I think Damien has expressed well the complexities involved in considering
ethical and social questions:
In a message dated 99-11-18 23:02:13 EST, d.broderick@english.unimelb.edu.au
(Damien Broderick) wrote:
> To act prudently implies several subsidiary factors: that you have an
> adequate model of your own current and long-term needs, desires, aversions,
> etc; that you (can and do) know with some accuracy - ie, again, you can
> model accurately - how the brute or unintentional world works; that you can
> fairly effectively model the complex interplay of the brute world and other
> intentional critters like yourself.
>
> Failures in any of these subordinate competencies will tend to compromise
> the effectiveness of how well you understand the likely impact of your
> actions. And chaos limitations mean that even the best stocked mind and
> heart is going to make errors in modelling anyway. But we adjust a tad and
> start again.
>
> None of this denies us the opportunity to reassess our goals; in fact, it
> almost ensures that we must, from time to time, as more accurate
> information about the world and ourselves is gathered, and as our
> theoretical models are improved. I don't see any real gulf between Is and
> Ought in that sense, except that we need to keep ourselves informed on what
> actually *Is*, so as to optimise our chosen *Oughts*.

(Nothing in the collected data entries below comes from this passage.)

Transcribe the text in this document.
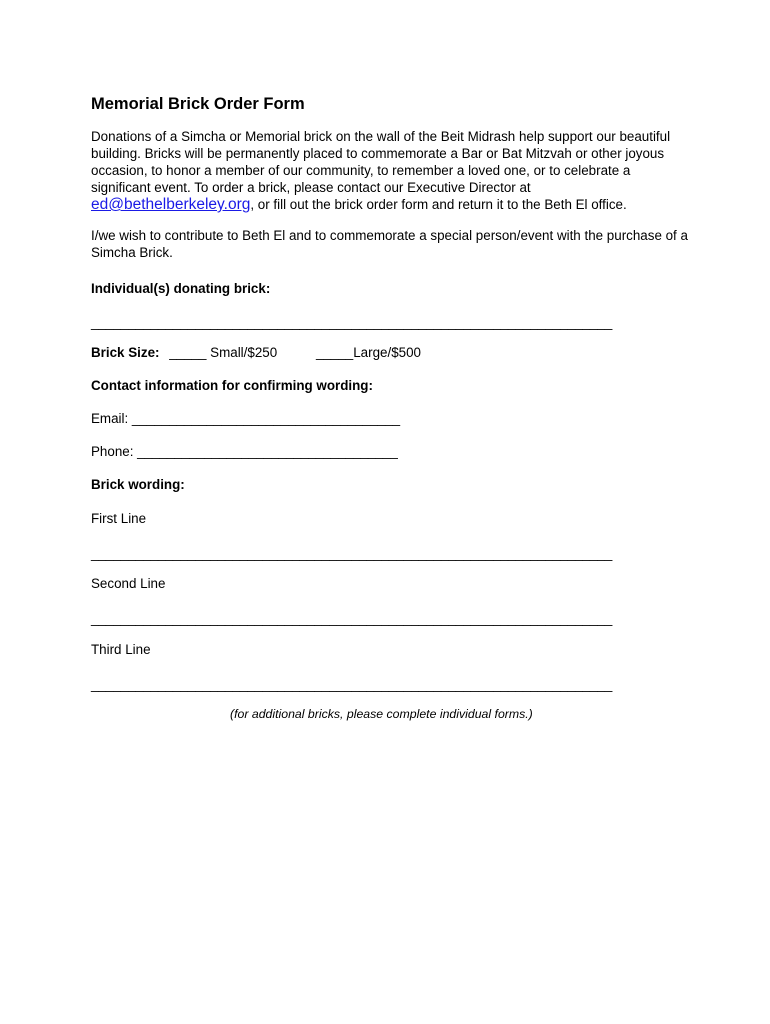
Memorial Brick Order Form

Donations of a Simcha or Memorial brick on the wall of the Beit Midrash help support our beautiful building. Bricks will be permanently placed to commemorate a Bar or Bat Mitzvah or other joyous occasion, to honor a member of our community, to remember a loved one, or to celebrate a significant event. To order a brick, please contact our Executive Director at ed@bethelberkeley.org, or fill out the brick order form and return it to the Beth El office.

I/we wish to contribute to Beth El and to commemorate a special person/event with the purchase of a Simcha Brick.

Individual(s) donating brick:
______________________________________________________________________
Brick Size: _____ Small/$250	_____Large/$500
Contact information for confirming wording:
Email: ____________________________________
Phone: ___________________________________
Brick wording:
First Line
______________________________________________________________________
Second Line
______________________________________________________________________
Third Line
______________________________________________________________________
(for additional bricks, please complete individual forms.)
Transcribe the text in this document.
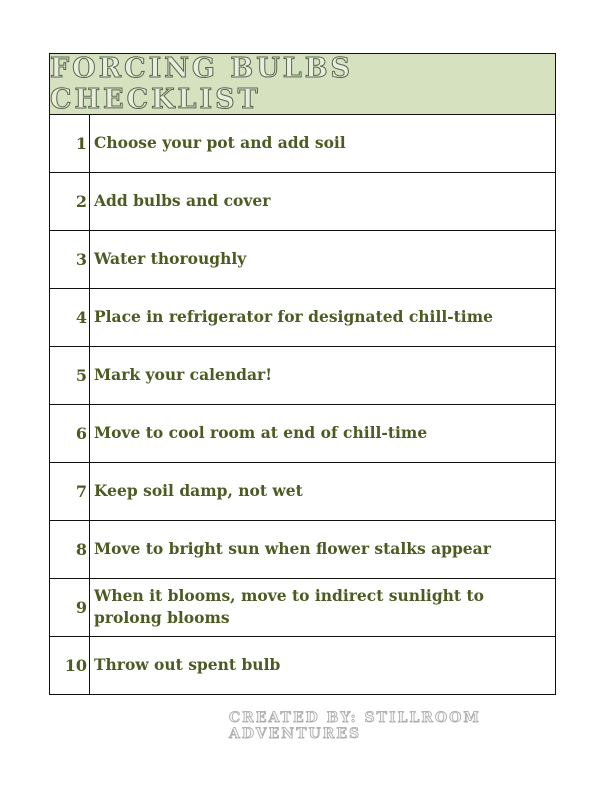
FORCING BULBS CHECKLIST
1 Choose your pot and add soil
2 Add bulbs and cover
3 Water thoroughly
4 Place in refrigerator for designated chill-time
5 Mark your calendar!
6 Move to cool room at end of chill-time
7 Keep soil damp, not wet
8 Move to bright sun when flower stalks appear
9
When it blooms, move to indirect sunlight to prolong blooms
10 Throw out spent bulb
CREATED BY: STILLROOM ADVENTURES
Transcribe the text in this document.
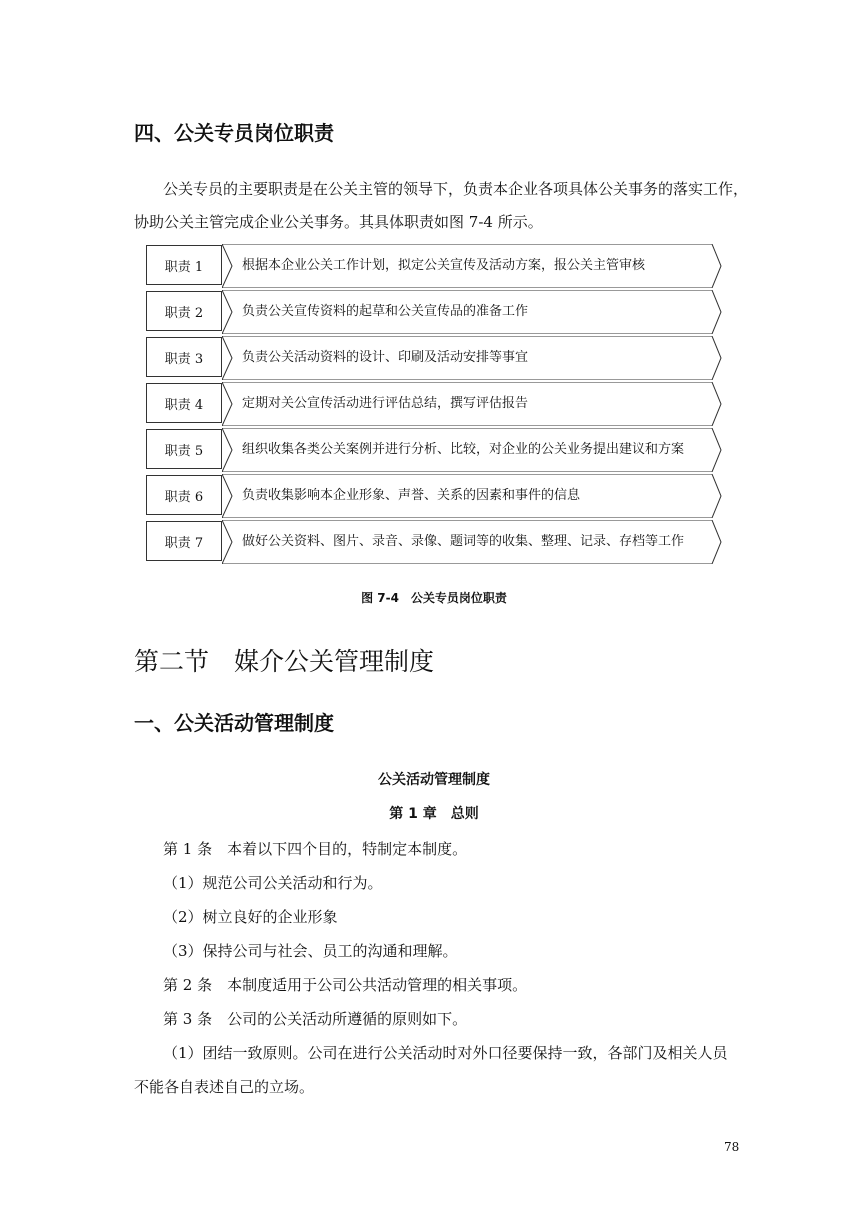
四、公关专员岗位职责
公关专员的主要职责是在公关主管的领导下，负责本企业各项具体公关事务的落实工作，
协助公关主管完成企业公关事务。其具体职责如图 7-4 所示。
职责 1	根据本企业公关工作计划，拟定公关宣传及活动方案，报公关主管审核
职责 2	负责公关宣传资料的起草和公关宣传品的准备工作
职责 3	负责公关活动资料的设计、印刷及活动安排等事宜
职责 4	定期对关公宣传活动进行评估总结，撰写评估报告
职责 5	组织收集各类公关案例并进行分析、比较，对企业的公关业务提出建议和方案
职责 6	负责收集影响本企业形象、声誉、关系的因素和事件的信息
职责 7	做好公关资料、图片、录音、录像、题词等的收集、整理、记录、存档等工作
图 7-4　公关专员岗位职责
第二节　媒介公关管理制度
一、公关活动管理制度
公关活动管理制度
第 1 章　总则
第 1 条　本着以下四个目的，特制定本制度。
（1）规范公司公关活动和行为。
（2）树立良好的企业形象
（3）保持公司与社会、员工的沟通和理解。
第 2 条　本制度适用于公司公共活动管理的相关事项。
第 3 条　公司的公关活动所遵循的原则如下。
（1）团结一致原则。公司在进行公关活动时对外口径要保持一致，各部门及相关人员
不能各自表述自己的立场。
78
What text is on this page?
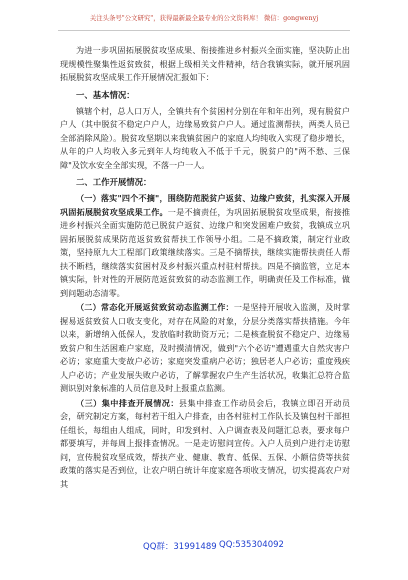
关注头条号"公文研究"，获得最新最全最专业的公文资料库！ 微信：gongwenyj

为进一步巩固拓展脱贫攻坚成果、衔接推进乡村振兴全面实施，坚决防止出现规模性聚集性返贫致贫，根据上级相关文件精神，结合我镇实际，就开展巩固拓展脱贫攻坚成果工作开展情况汇报如下：

一、基本情况：

镇辖个村，总人口万人，全镇共有个贫困村分别在年和年出列，现有脱贫户户人（其中脱贫不稳定户户人，边缘易致贫户户人。通过监测帮扶，两类人员已全部消除风险）。脱贫攻坚期以来我镇贫困户的家庭人均纯收入实现了稳步增长，从年的户人均收入多元到年人均纯收入不低于千元，脱贫户的"两不愁、三保障"及饮水安全全部实现，不落一户一人。

二、工作开展情况：

（一）落实"四个不摘"，围绕防范脱贫户返贫、边缘户致贫，扎实深入开展巩固拓展脱贫攻坚成果工作。一是不摘责任，为巩固拓展脱贫攻坚成果，衔接推进乡村振兴全面实施防范已脱贫户返贫、边缘户和突发困难户致贫，我镇成立巩固拓展脱贫成果防范返贫致贫帮扶工作领导小组。二是不摘政策，制定行业政策，坚持原九大工程部门政策继续落实。三是不摘帮扶，继续实施帮扶责任人帮扶不断档，继续落实贫困村及乡村振兴重点村驻村帮扶。四是不摘监管，立足本镇实际，针对性的开展防范返贫致贫的动态监测工作，明确责任及工作标准，做到问题动态清零。

（二）常态化开展返贫致贫动态监测工作：一是坚持开展收入监测，及时掌握易返贫致贫人口收支变化，对存在风险的对象，分层分类落实帮扶措施。今年以来，新增纳入低保人，发放临时救助资万元；二是核查脱贫不稳定户、边缘易致贫户和生活困难户家庭，及时摸清情况，做到"六个必访"遭遇重大自然灾害户必访；家庭重大变故户必访；家庭突发重病户必访；独居老人户必访；重度残疾人户必访；产业发展失败户必访，了解掌握农户生产生活状况，收集汇总符合监测识别对象标准的人员信息及时上报重点监测。

（三）集中排查开展情况：县集中排查工作动员会后，我镇立即召开动员会，研究制定方案，每村若干组入户排查，由各村驻村工作队长及镇包村干部担任组长，每组由人组成，同时，印发到村、入户调查表及问题汇总表，要求每户都要填写，并每周上报排查情况。一是走访慰问宣传。入户人员到户进行走访慰问，宣传脱贫攻坚成效，帮扶产业、健康、教育、低保、五保、小额信贷等扶贫政策的落实是否到位，让农户明白统计年度家庭各项收支情况，切实提高农户对其

QQ群：31991489 QQ:535304092
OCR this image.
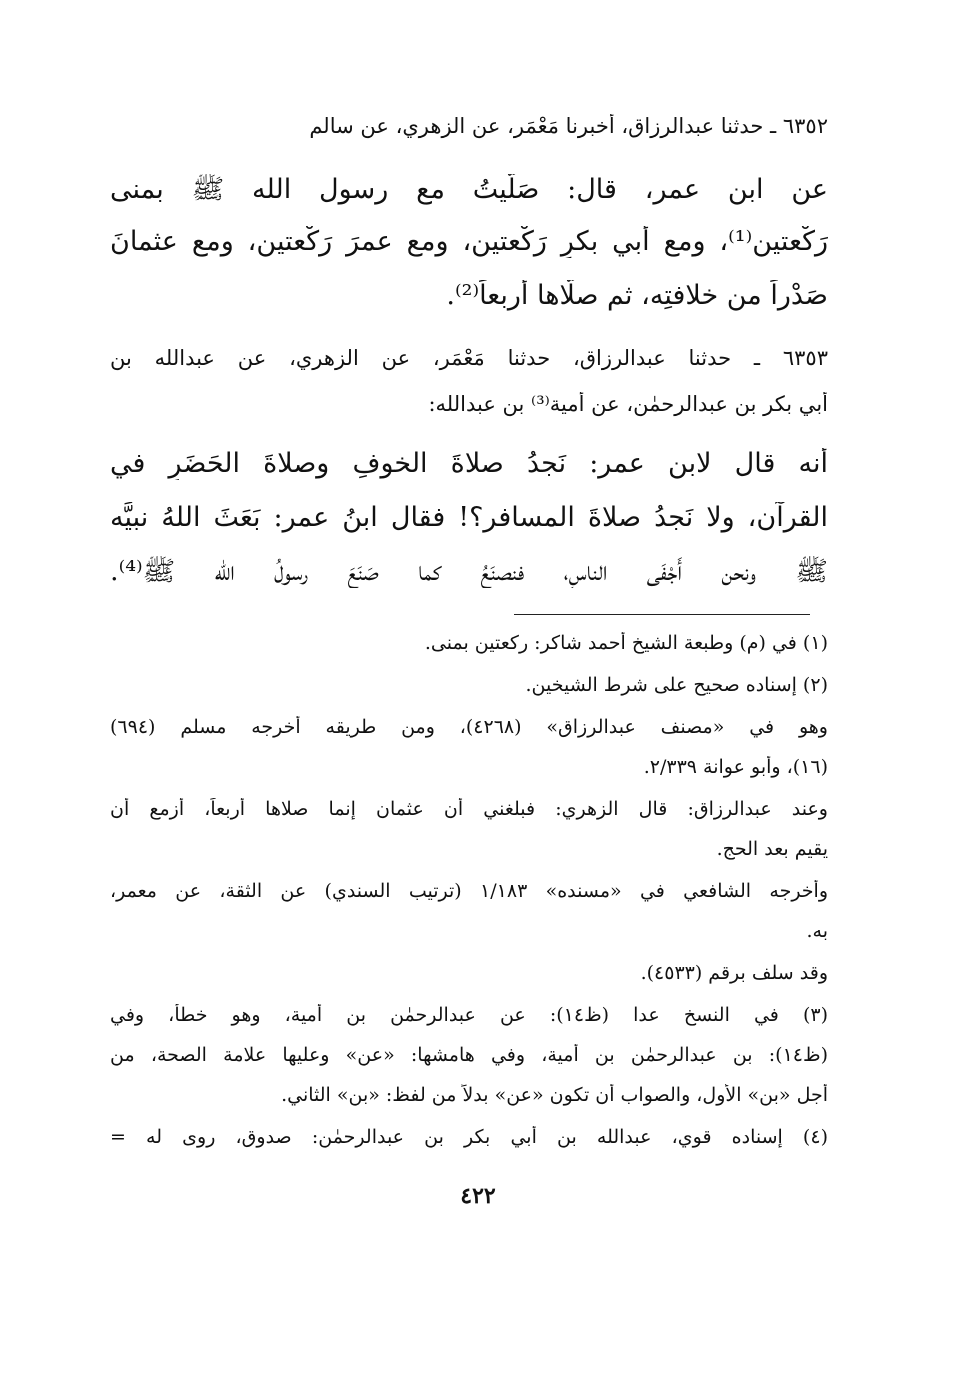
٦٣٥٢ ـ حدثنا عبدالرزاق، أخبرنا مَعْمَر، عن الزهري، عن سالم
عن ابن عمر، قال: صَلَّيتُ مع رسول الله ﷺ بمنى
رَكْعتين⁽¹⁾، ومع أبي بكرٍ رَكْعتين، ومع عمرَ رَكْعتين، ومع عثمانَ
صَدْراً من خلافتِه، ثم صلَّاها أَربعاً⁽²⁾.
٦٣٥٣ ـ حدثنا عبدالرزاق، حدثنا مَعْمَر، عن الزهري، عن عبدالله بن
أبي بكر بن عبدالرحمٰن، عن أمية⁽³⁾ بن عبدالله:
أنه قال لابن عمر: نَجدُ صلاةَ الخوفِ وصلاةَ الحَضَرِ في
القرآن، ولا نَجدُ صلاةَ المسافر؟! فقال ابنُ عمر: بَعَثَ اللهُ نبيَّه
ﷺ ونحن أَجْفَى الناسِ، فنصنَعُ كما صَنَعَ رسولُ الله ﷺ⁽⁴⁾.
(١) في (م) وطبعة الشيخ أحمد شاكر: ركعتين بمنى.
(٢) إسناده صحيح على شرط الشيخين.
وهو في «مصنف عبدالرزاق» (٤٢٦٨)، ومن طريقه أخرجه مسلم (٦٩٤)
(١٦)، وأبو عوانة ٢/٣٣٩.
وعند عبدالرزاق: قال الزهري: فبلغني أن عثمان إنما صلاها أربعاً، أزمع أن
يقيم بعد الحج.
وأخرجه الشافعي في «مسنده» ١/١٨٣ (ترتيب السندي) عن الثقة، عن معمر،
به.
وقد سلف برقم (٤٥٣٣).
(٣) في النسخ عدا (ظ١٤): عن عبدالرحمٰن بن أمية، وهو خطأ، وفي
(ظ١٤): بن عبدالرحمٰن بن أمية، وفي هامشها: «عن» وعليها علامة الصحة، من
أجل «بن» الأول، والصواب أن تكون «عن» بدلاً من لفظ: «بن» الثاني.
(٤) إسناده قوي، عبدالله بن أبي بكر بن عبدالرحمٰن: صدوق، روى له =
٤٢٢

Or, to put it in terms of the question of "scientific" knowledge of social
phenomena, people in society are like weather, only more so. The fact that
we have far from perfect models and that chaotic processes undermine the
possibility of perfect knowledge doesn't mean that we can't have a science of
meteorology, it just means that we have to understand the limits of
prediction. Transhuman technologies will, I suspect, only make the matter
more complex and less predictable because, as I discuss above in connection
with Wilson's "naturalism", we're looking to make the regime in which moral
actors can exercise intentionality WIDER, not more narrow.
Greg Burch <GBurch1@aol.com>----<gburch@lockeliddell.com>
Attorney ::: Vice President, Extropy Institute ::: Wilderness Guide
http://users.aol.com/gburch1 -or- http://members.aol.com/gburch1
"Civilization is protest against nature;
progress requires us to take control of evolution."